Daarom, dacht ik, moet ik misschien ook anders naar hoop kijken. Misschien moet niet alleen datgene waarop ik hoop volwassener worden, maar ook mijn idee van wat hoop is. Het kan niet alleen zijn verwachten dat er iets positiefs zal gebeuren, en dat de wereld dan goed zal zijn – een vaccin, en vervulde wens, of zelfs dat God uiteindelijk alles goed zal maken. Ik probeer niet alleen hoop te ontlenen aan verwachtingen voor de toekomst, maar ook in het nu: als iets waar ik me aan vastklamp, omdat het troost biedt zonder dat ik het kan zien, of zonder dat ik het begrijp.

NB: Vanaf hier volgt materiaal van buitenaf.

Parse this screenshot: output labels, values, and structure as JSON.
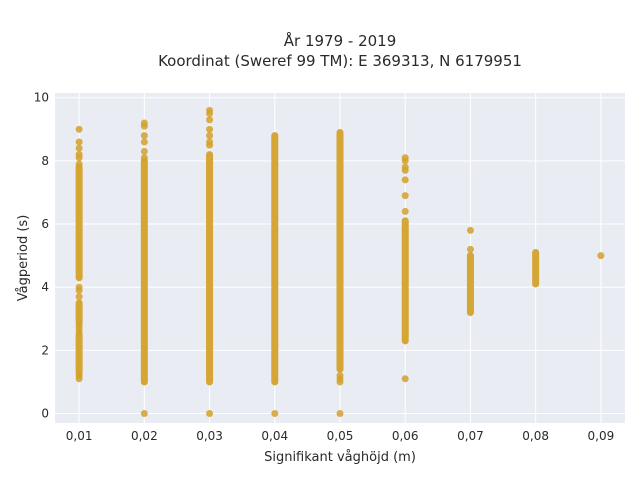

Hopeloosheid kan soms een aanklacht zijn: sommig lijden lijkt uitzichtloos, en de belofte dat alles ooit wordt goed gemaakt lijkt dan extra wrang. Maar die wrangheid raakt aan de diepte van het bestaan: zolang je die voelt is er hoop mogelijk. De hoop van advent is dan voor mij: God komt in een uitzichtloze situatie ter wereld, in het kleine en het kwetsbare. Datgene wat zichzelf niet verdedigen kan, dat zichzelf moet overschreeuwen om staande te blijven, wordt niet onder de voet gelopen, maar dat is de plek die God kiest om zich te laten zien. Niet als de deus ex machina die alles als bij toverslag zal omkeren, maar juist in het licht dat door het gebrokene, het lijden en het verdriet heen schijnt.